The manor house, known as Lydiard House or Lydiard Park, has medieval origins and was remodelled in the 17th century and the 1740s, when the south and east fronts were reworked in Palladian style, probably by Roger Morris. The house was designated as Grade I listed in 1955.

When the estate was bought by Swindon Corporation, almost none of the original furnishings remained. In the 1950s, the corporation began to collect suitable contents for the house, aiming in particular to restore the 18th century State Rooms. These efforts were much helped in 1955 when some good furniture arrived on loan from the National Art Collections Fund, part of the E. E. Cook bequest. During the 1960s Lord Bolingbroke loaned several St John family portraits to the house and later sold them to the corporation. When he died in 1974, he bequeathed to the trustees of the house everything he owned which had come from it.

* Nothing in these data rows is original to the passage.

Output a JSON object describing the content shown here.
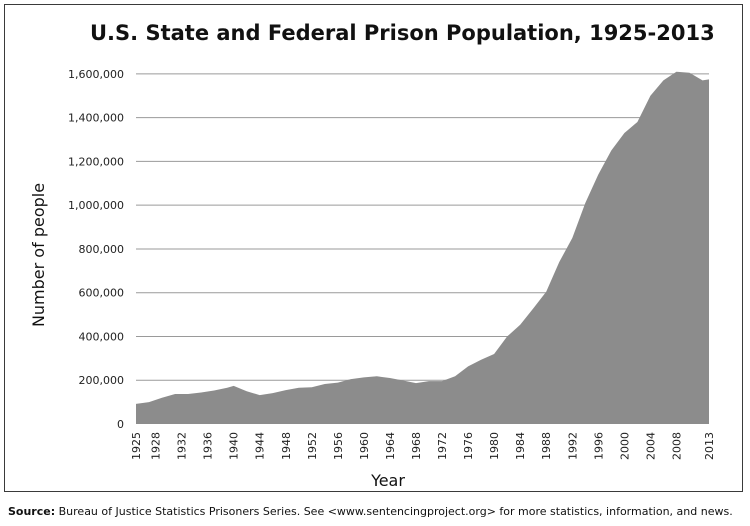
{
  "chart_data": {
    "type": "area",
    "title": "U.S. State and Federal Prison Population, 1925-2013",
    "xlabel": "Year",
    "ylabel": "Number of people",
    "xlim": [
      1925,
      2013
    ],
    "ylim": [
      0,
      1700000
    ],
    "x_tick_labels": [
      "1925",
      "1928",
      "1932",
      "1936",
      "1940",
      "1944",
      "1948",
      "1952",
      "1956",
      "1960",
      "1964",
      "1968",
      "1972",
      "1976",
      "1980",
      "1984",
      "1988",
      "1992",
      "1996",
      "2000",
      "2004",
      "2008",
      "2013"
    ],
    "y_tick_labels": [
      "0",
      "200,000",
      "400,000",
      "600,000",
      "800,000",
      "1,000,000",
      "1,200,000",
      "1,400,000",
      "1,600,000"
    ],
    "y_tick_values": [
      0,
      200000,
      400000,
      600000,
      800000,
      1000000,
      1200000,
      1400000,
      1600000
    ],
    "grid": "horizontal",
    "fill_color": "#8c8c8c",
    "x": [
      1925,
      1927,
      1929,
      1931,
      1933,
      1935,
      1937,
      1939,
      1940,
      1942,
      1944,
      1946,
      1948,
      1950,
      1952,
      1954,
      1956,
      1958,
      1960,
      1962,
      1964,
      1966,
      1968,
      1970,
      1972,
      1974,
      1976,
      1978,
      1980,
      1982,
      1984,
      1986,
      1988,
      1990,
      1992,
      1994,
      1996,
      1998,
      2000,
      2002,
      2004,
      2006,
      2008,
      2010,
      2012,
      2013
    ],
    "values": [
      92000,
      100000,
      120000,
      137000,
      137000,
      144000,
      153000,
      166000,
      174000,
      150000,
      132000,
      141000,
      155000,
      166000,
      168000,
      183000,
      189000,
      205000,
      213000,
      218000,
      210000,
      199000,
      187000,
      196000,
      196000,
      218000,
      263000,
      294000,
      320000,
      400000,
      454000,
      528000,
      604000,
      740000,
      850000,
      1010000,
      1140000,
      1250000,
      1330000,
      1380000,
      1500000,
      1570000,
      1610000,
      1605000,
      1570000,
      1575000
    ]
  },
  "source": {
    "label": "Source:",
    "text": "Bureau of Justice Statistics Prisoners Series. See <www.sentencingproject.org> for more statistics, information, and news."
  }
}
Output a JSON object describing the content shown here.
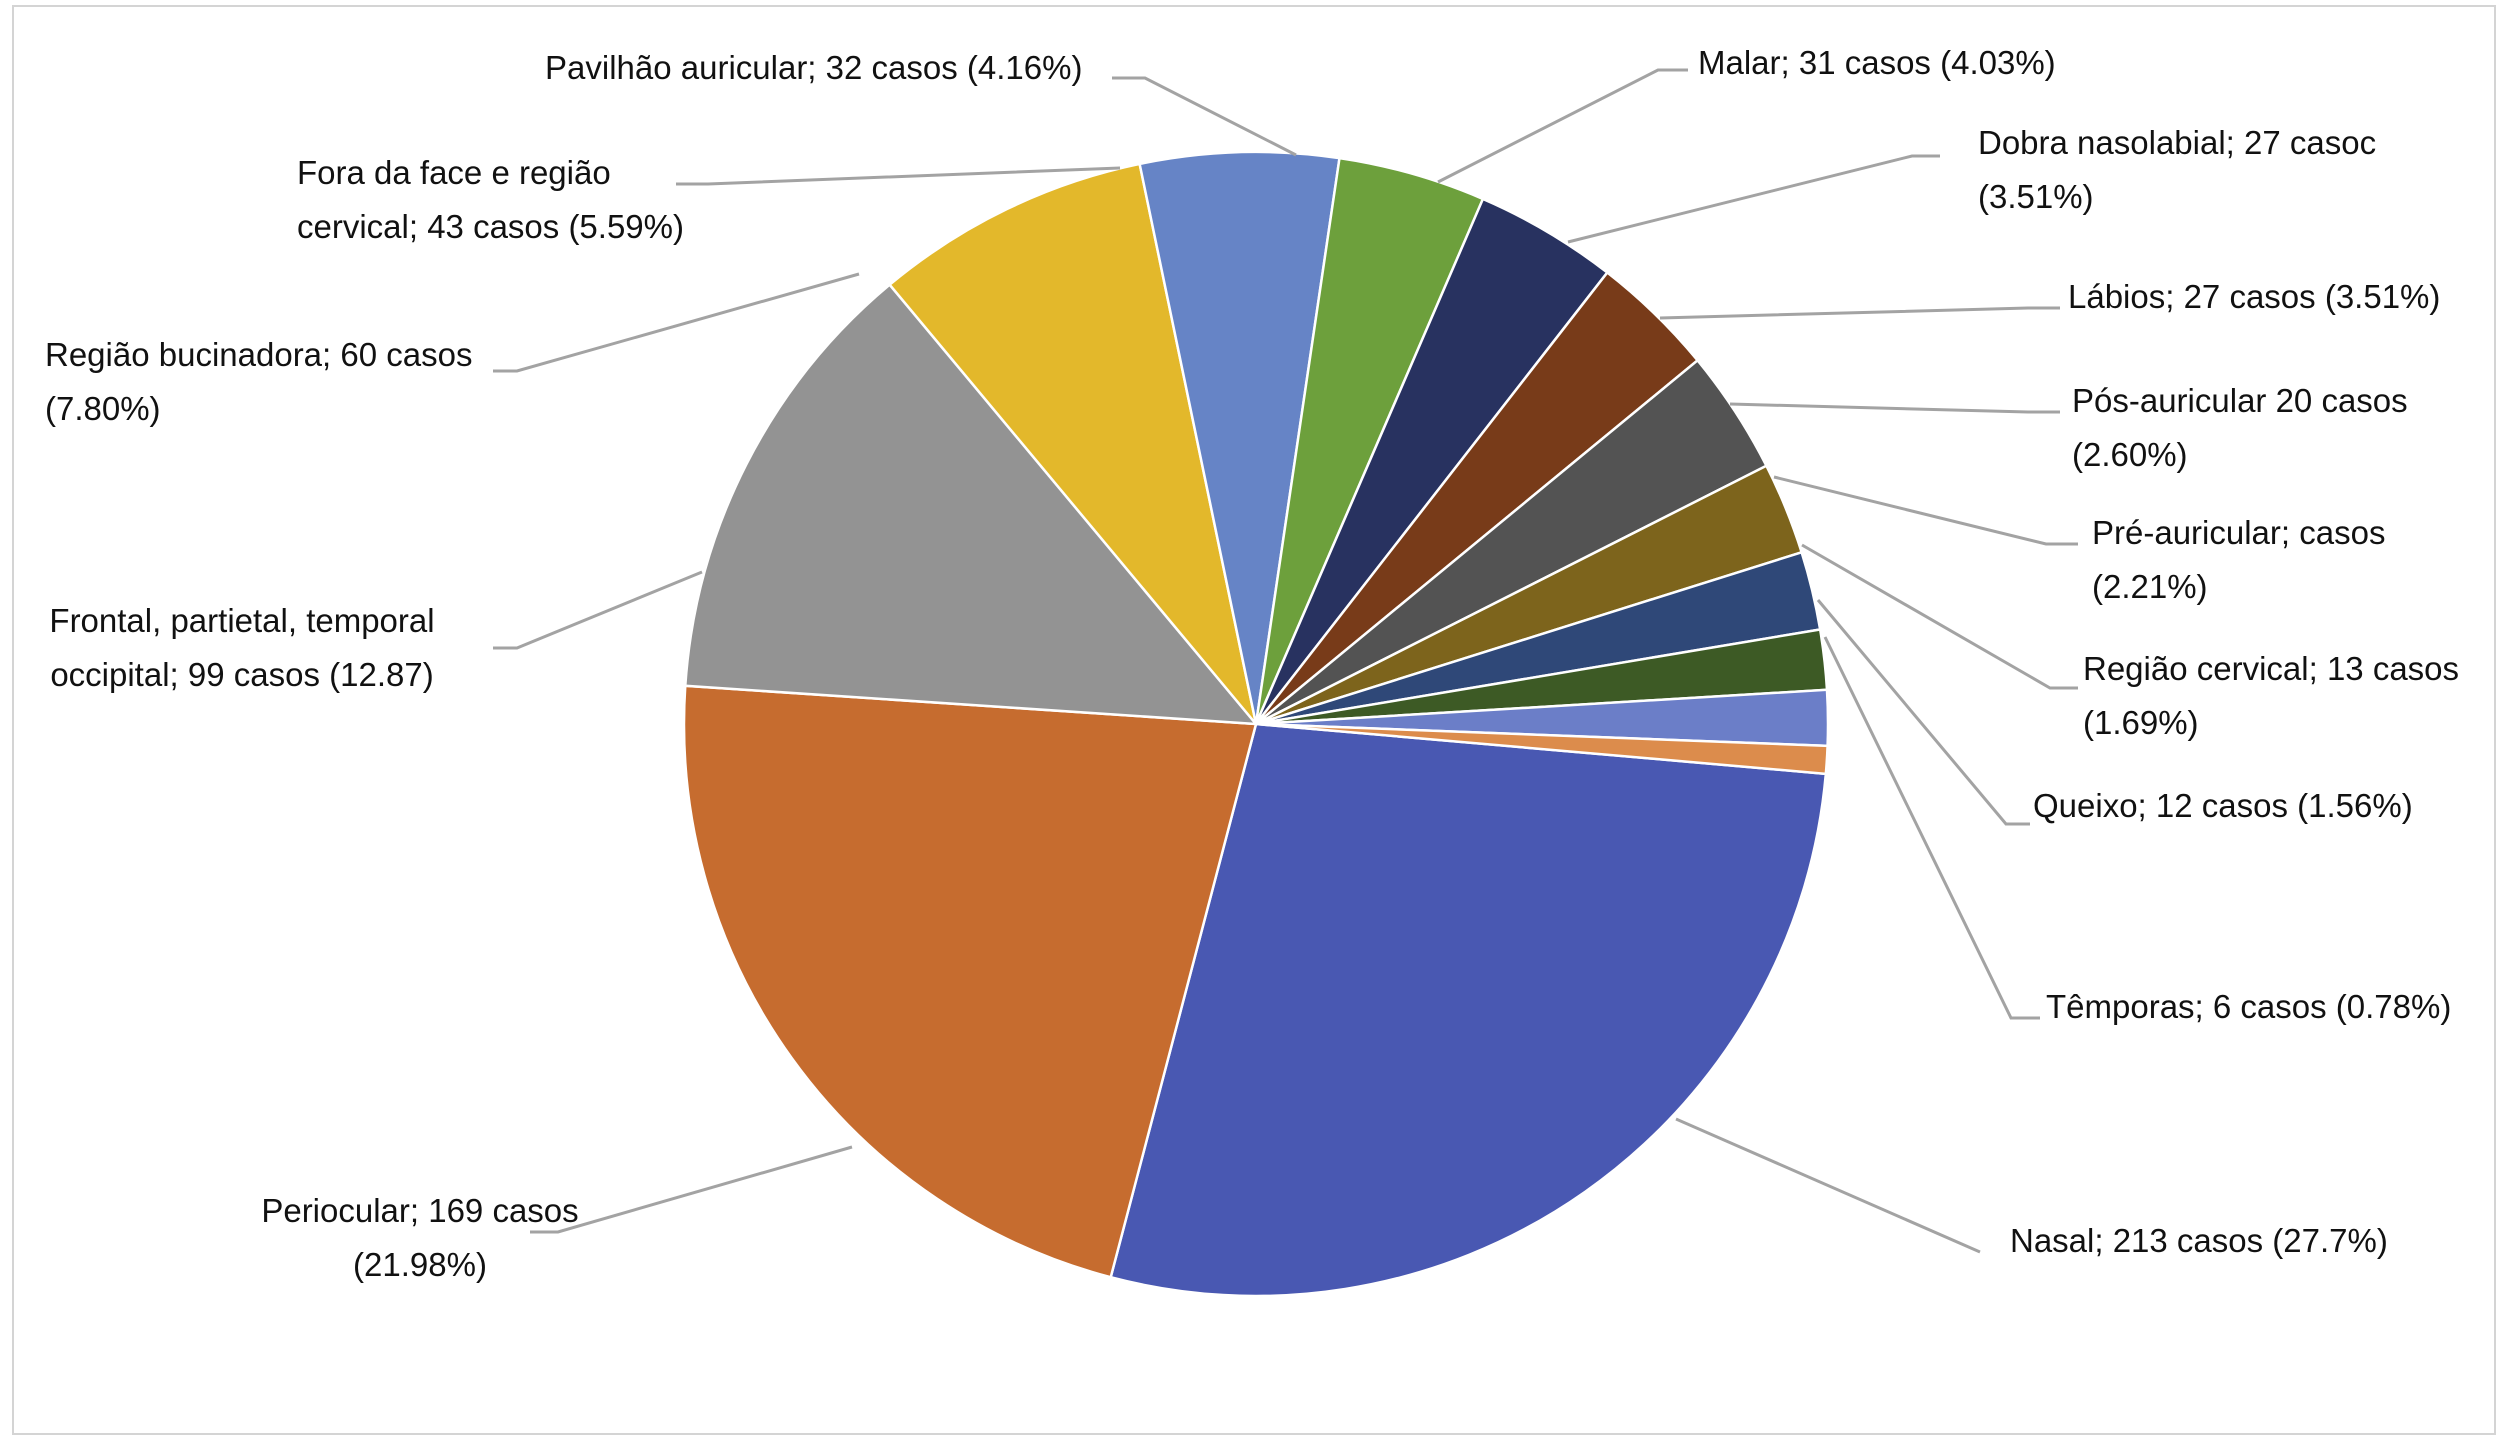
{
  "chart_data": {
    "type": "pie",
    "title": "",
    "start": "top",
    "direction": "clockwise",
    "slices": [
      {
        "label": "Nasal; 213 casos (27.7%)",
        "label_lines": [
          "Nasal; 213 casos (27.7%)"
        ],
        "value": 213,
        "percent": 27.7,
        "color": "#4958b2"
      },
      {
        "label": "Periocular; 169 casos (21.98%)",
        "label_lines": [
          "Periocular; 169 casos",
          "(21.98%)"
        ],
        "value": 169,
        "percent": 21.98,
        "color": "#c66c2f"
      },
      {
        "label": "Frontal, partietal, temporal occipital; 99 casos (12.87)",
        "label_lines": [
          "Frontal, partietal, temporal",
          "occipital; 99 casos (12.87)"
        ],
        "value": 99,
        "percent": 12.87,
        "color": "#939393"
      },
      {
        "label": "Região bucinadora; 60 casos (7.80%)",
        "label_lines": [
          "Região bucinadora; 60 casos",
          "(7.80%)"
        ],
        "value": 60,
        "percent": 7.8,
        "color": "#e3b82b"
      },
      {
        "label": "Fora da face e região cervical; 43 casos (5.59%)",
        "label_lines": [
          "Fora da face e região",
          "cervical; 43 casos (5.59%)"
        ],
        "value": 43,
        "percent": 5.59,
        "color": "#6684c6"
      },
      {
        "label": "Pavilhão auricular; 32 casos (4.16%)",
        "label_lines": [
          "Pavilhão auricular; 32 casos (4.16%)"
        ],
        "value": 32,
        "percent": 4.16,
        "color": "#6da03c"
      },
      {
        "label": "Malar; 31 casos (4.03%)",
        "label_lines": [
          "Malar; 31 casos (4.03%)"
        ],
        "value": 31,
        "percent": 4.03,
        "color": "#283260"
      },
      {
        "label": "Dobra nasolabial; 27 casoc (3.51%)",
        "label_lines": [
          "Dobra nasolabial; 27 casoc",
          "(3.51%)"
        ],
        "value": 27,
        "percent": 3.51,
        "color": "#783b19"
      },
      {
        "label": "Lábios; 27 casos (3.51%)",
        "label_lines": [
          "Lábios; 27 casos (3.51%)"
        ],
        "value": 27,
        "percent": 3.51,
        "color": "#535353"
      },
      {
        "label": "Pós-auricular 20 casos (2.60%)",
        "label_lines": [
          "Pós-auricular  20  casos",
          "(2.60%)"
        ],
        "value": 20,
        "percent": 2.6,
        "color": "#7d641c"
      },
      {
        "label": "Pré-auricular; casos (2.21%)",
        "label_lines": [
          "Pré-auricular;  casos",
          "(2.21%)"
        ],
        "value": 17,
        "percent": 2.21,
        "color": "#2f4878"
      },
      {
        "label": "Região cervical; 13 casos (1.69%)",
        "label_lines": [
          "Região cervical; 13 casos",
          "(1.69%)"
        ],
        "value": 13,
        "percent": 1.69,
        "color": "#3d5a25"
      },
      {
        "label": "Queixo; 12 casos (1.56%)",
        "label_lines": [
          "Queixo; 12 casos (1.56%)"
        ],
        "value": 12,
        "percent": 1.56,
        "color": "#6b7ec8"
      },
      {
        "label": "Têmporas; 6 casos (0.78%)",
        "label_lines": [
          "Têmporas; 6 casos (0.78%)"
        ],
        "value": 6,
        "percent": 0.78,
        "color": "#dc8c4c"
      }
    ]
  }
}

The art collection at Lydiard House includes landscapes and busts as well as portraits spanning over 300 years. The portraits include works by William Aikman, Michael Dahl, John Greenhill, Cornelius Johnson, Godfrey Kneller, Sir Peter Lely, Jonathan Richardson and Maria Verelst.

The corporation's successor, Swindon Borough Council, owns and manages the house and park. The house, with its collections of furniture and art – including painted wall panels by Lady Diana Beauclerk – is open to the public in the summer months. The house and a modern annex are operated as a conference centre and wedding venue, with accommodation for guests.

Immediately north of the house stands the
parish church of St Mary, which is all that remains of the medieval village. The church has 13th-century origins and was refurbished and enlarged in the 15th and 17th centuries; it is Grade I listed.

== In fiction ==
The dereliction of the hall and the declining fortunes of the St John family formed the backdrop of the 1967 novel The Heir of Starvelings by American writer Evelyn Berckman.